Kevin Donohue, an eighth-grade teacher in the Archdiocese of Los Angeles, argued in a letter to Notre Dame’s Irish Rover newspaper that real classroom experience shows the Common Core is “truly what is best for educational institutions, both public and private, secular and Catholic.”

The Diocese of Wheeling-Charleston, W. Va., however, had a more constructive response. An Oct. 24 letter to Bradley from Vincent de Paul Schmidt, superintendent of schools, and obtained by the Register, explained how the “Catholic Common Core Initiative” was being implemented in the diocese’s Catholic schools in a way “reflective of our Catholic values and traditions.” Schmidt said the diocese intends to meet the standards of excellence set by the bishop, not the state, and respect local school control of the pacing and book selections. He added that diocesan schools would not follow the state’s assessment protocols and had forbidden the state’s data-mining of students.

Father Ronald Nuzzi, director of Catholic leadership programs at the Alliance for Catholic Education at the University of Notre Dame, told the Register that the Common Core standards “are benchmark indicators and are best understood as ways to evaluate curriculum.”

“They are not the curriculum, and no Catholic school would ever surrender curricular authority to an external entity, nor could they canonically, even if they wanted to,” he said. “The adoption and implementation of any and all curriculum is always a decision subject to local control.”

 

A Welcome Dialogue

Bradley’s letter has not gone unnoticed at the U.S. Conference of Catholic Bishops (USCCB).

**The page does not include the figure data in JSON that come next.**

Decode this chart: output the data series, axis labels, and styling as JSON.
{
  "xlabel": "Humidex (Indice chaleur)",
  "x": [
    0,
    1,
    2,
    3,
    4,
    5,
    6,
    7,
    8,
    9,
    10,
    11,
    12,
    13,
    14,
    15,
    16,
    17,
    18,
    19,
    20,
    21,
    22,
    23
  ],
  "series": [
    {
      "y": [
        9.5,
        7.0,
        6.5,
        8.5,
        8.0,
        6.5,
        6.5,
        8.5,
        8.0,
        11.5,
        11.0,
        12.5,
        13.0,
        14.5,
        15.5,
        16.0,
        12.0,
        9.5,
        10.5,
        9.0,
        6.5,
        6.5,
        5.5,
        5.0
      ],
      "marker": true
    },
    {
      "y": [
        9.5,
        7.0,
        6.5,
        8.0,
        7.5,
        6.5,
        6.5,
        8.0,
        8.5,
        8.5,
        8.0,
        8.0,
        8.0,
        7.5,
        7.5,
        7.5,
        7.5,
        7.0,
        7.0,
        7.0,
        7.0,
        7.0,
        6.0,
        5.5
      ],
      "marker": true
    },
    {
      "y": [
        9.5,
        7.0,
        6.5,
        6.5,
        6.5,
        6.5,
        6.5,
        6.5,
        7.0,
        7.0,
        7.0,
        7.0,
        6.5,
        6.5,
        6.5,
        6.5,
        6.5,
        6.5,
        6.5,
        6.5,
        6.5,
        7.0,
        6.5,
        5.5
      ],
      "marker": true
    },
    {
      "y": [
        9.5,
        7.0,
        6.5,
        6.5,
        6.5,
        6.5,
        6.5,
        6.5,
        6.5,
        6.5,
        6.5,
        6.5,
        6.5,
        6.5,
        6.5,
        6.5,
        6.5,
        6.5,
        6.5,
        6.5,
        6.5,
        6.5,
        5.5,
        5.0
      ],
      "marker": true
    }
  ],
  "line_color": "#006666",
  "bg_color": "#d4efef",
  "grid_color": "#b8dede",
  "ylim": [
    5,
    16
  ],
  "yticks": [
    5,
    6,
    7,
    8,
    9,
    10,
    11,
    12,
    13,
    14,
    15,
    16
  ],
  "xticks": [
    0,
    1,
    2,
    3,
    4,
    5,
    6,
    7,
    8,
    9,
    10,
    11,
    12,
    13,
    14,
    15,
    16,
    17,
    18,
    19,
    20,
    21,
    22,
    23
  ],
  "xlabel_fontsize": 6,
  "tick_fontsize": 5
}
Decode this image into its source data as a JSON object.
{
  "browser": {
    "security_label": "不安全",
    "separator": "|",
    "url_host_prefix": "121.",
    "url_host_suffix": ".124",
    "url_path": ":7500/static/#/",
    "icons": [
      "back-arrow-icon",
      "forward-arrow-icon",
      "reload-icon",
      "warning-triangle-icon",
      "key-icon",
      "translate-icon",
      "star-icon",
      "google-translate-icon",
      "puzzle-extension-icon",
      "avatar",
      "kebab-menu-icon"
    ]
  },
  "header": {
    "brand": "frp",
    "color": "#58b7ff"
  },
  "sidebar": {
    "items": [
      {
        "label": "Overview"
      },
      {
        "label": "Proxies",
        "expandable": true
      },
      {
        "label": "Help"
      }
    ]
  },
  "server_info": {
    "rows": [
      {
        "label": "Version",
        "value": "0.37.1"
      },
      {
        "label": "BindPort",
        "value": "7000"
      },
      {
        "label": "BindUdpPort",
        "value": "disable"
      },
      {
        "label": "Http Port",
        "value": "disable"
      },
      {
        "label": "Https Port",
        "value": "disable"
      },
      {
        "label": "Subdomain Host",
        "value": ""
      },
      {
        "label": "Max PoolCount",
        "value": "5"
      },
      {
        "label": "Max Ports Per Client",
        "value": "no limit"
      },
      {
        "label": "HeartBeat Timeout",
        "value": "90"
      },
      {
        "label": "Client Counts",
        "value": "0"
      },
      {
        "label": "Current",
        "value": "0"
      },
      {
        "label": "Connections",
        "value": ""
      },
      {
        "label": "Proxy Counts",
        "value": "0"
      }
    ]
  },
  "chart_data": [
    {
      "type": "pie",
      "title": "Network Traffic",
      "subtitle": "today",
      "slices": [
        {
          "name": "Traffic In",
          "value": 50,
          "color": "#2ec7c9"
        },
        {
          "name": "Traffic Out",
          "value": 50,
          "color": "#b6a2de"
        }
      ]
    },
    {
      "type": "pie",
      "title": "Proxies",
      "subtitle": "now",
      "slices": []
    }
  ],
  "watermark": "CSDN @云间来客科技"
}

The USCCB’s National Advisory Council recommended at the bishops’ November general assembly in Baltimore that the bishops re-evaluate the Common Core standards.

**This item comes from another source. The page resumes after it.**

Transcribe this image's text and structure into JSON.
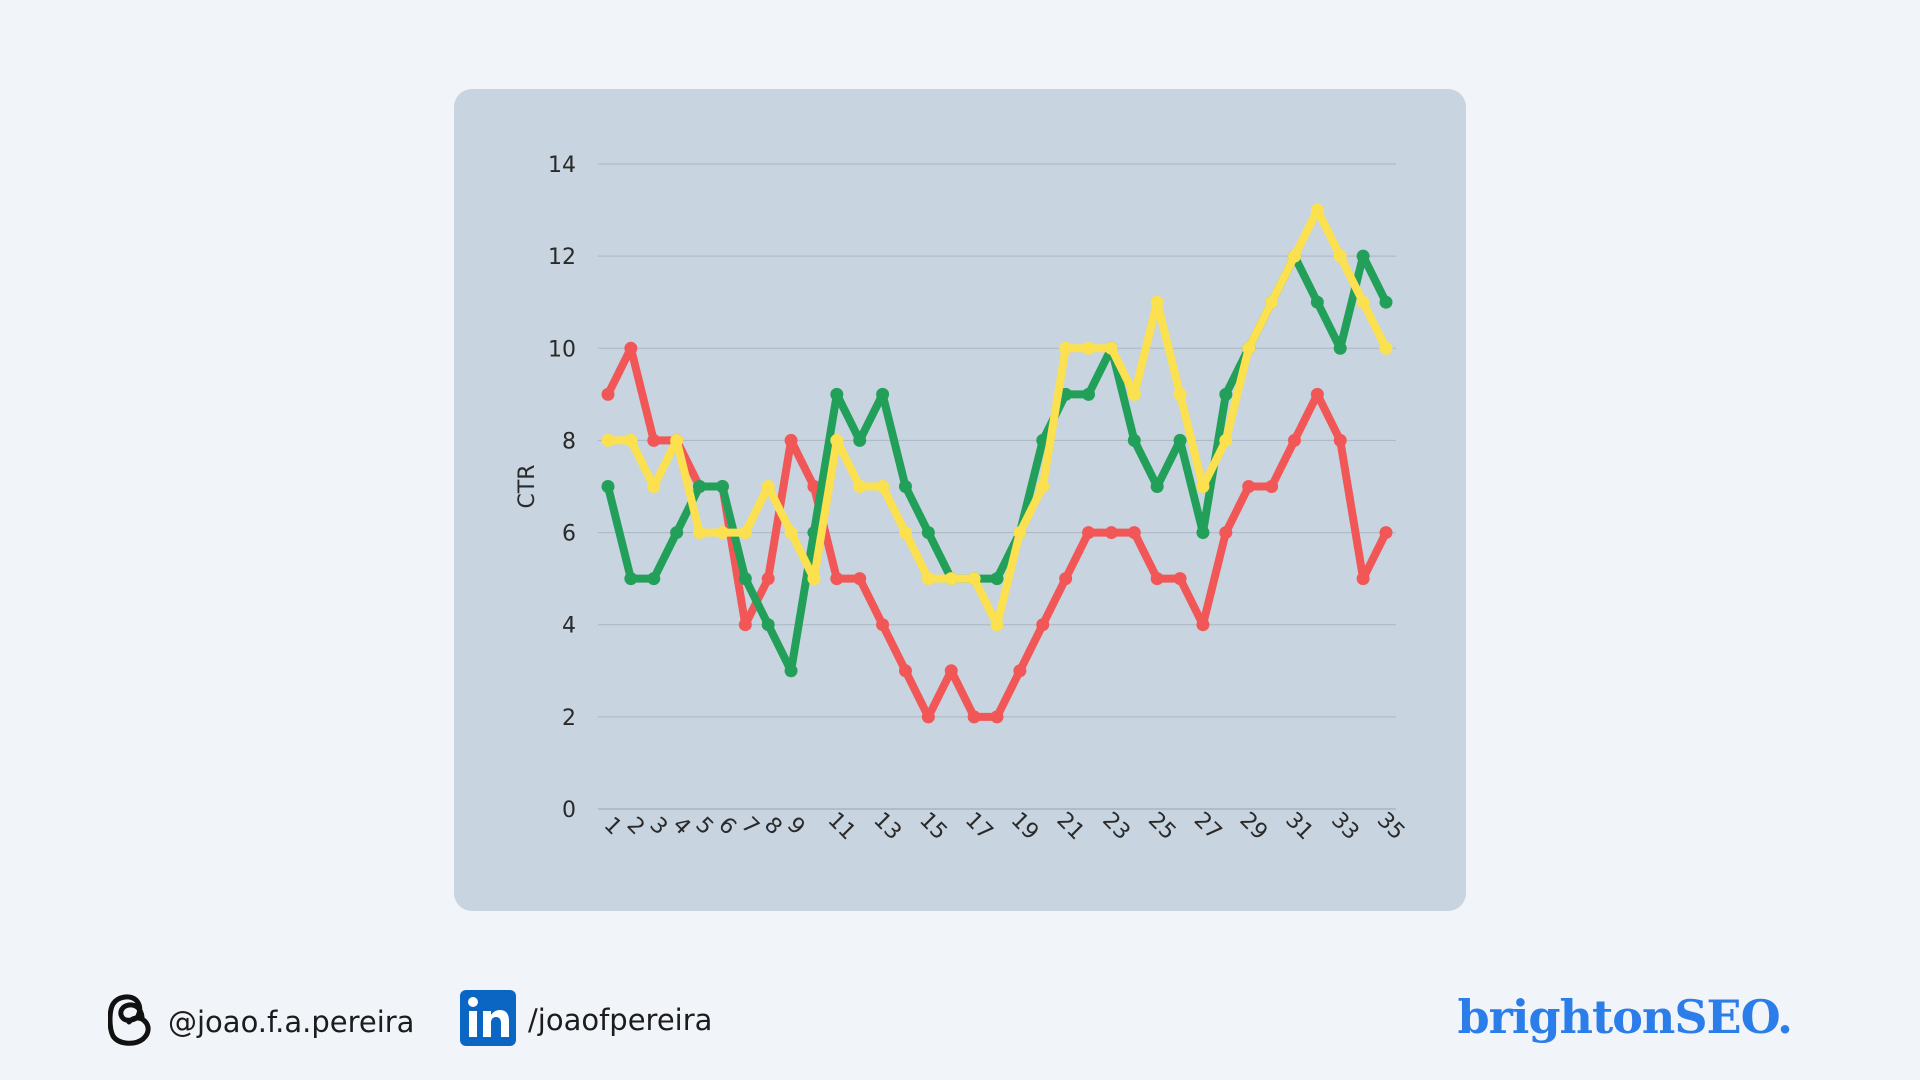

Sister John Mary Fleming, head of the USCCB’s Secretariat of Catholic Education, told the Register that Bradley’s letter raised an important question of whether Catholic education should pursue a more liberal arts direction rather than current alternatives.

However, Sister John Mary pointed out that Catholic dioceses have been responding to Common Core in a manner similar to how they have responded historically to changes in state standards. Her own survey of 195 dioceses, she said, found that 100 dioceses had made adaptations in response to Common Core, but they were not adopting the Common Core wholesale or imposing a “one-size-fits-all approach” in their schools.

“Really, over 100 dioceses have been managing, editing, picking and choosing what is best at the local level and what is best in the context of their Catholic school community within that mission, that philosophy of Catholic education,” she said.

Sister John Mary said that the “the examination of conscience” about Common Core has to take place at the local level and is a conversation that should involve parents, educators, superintendents and the bishop.

“Let’s be sure that any standards that we adopt have those ends [of a Catholic education] in mind,” she said.

 

Liberal Arts vs. Passing Fads?

Changing Catholic education in response to meeting state expectations for public schools, Esolen argued, has not yielded positive results. He said it has put Catholic schools at the mercy of changing fads in education since the 1950s, the latest being Common Core. “They should just get rid of it,” he said.

Esolen pointed to his own experience as a professor: He frequently has to re-teach students how to write papers, and these are students who have told him that they spent an entire year in class preparing for AP (Advanced Placement) tests. The type of student who is generally set apart in his class is not the Catholic school student, but a home-schooler.

“Home-schoolers clean everybody else’s clock, but they are not being taught with the AP test in mind,” he said.

Instead, Esolen said, Catholic educators “need to go back to the roots: What is a human education, and what is a Catholic education? We have plenty of Catholic writers on that subject, going back for centuries.”

Peter Jesserer Smith is a Register staff writer.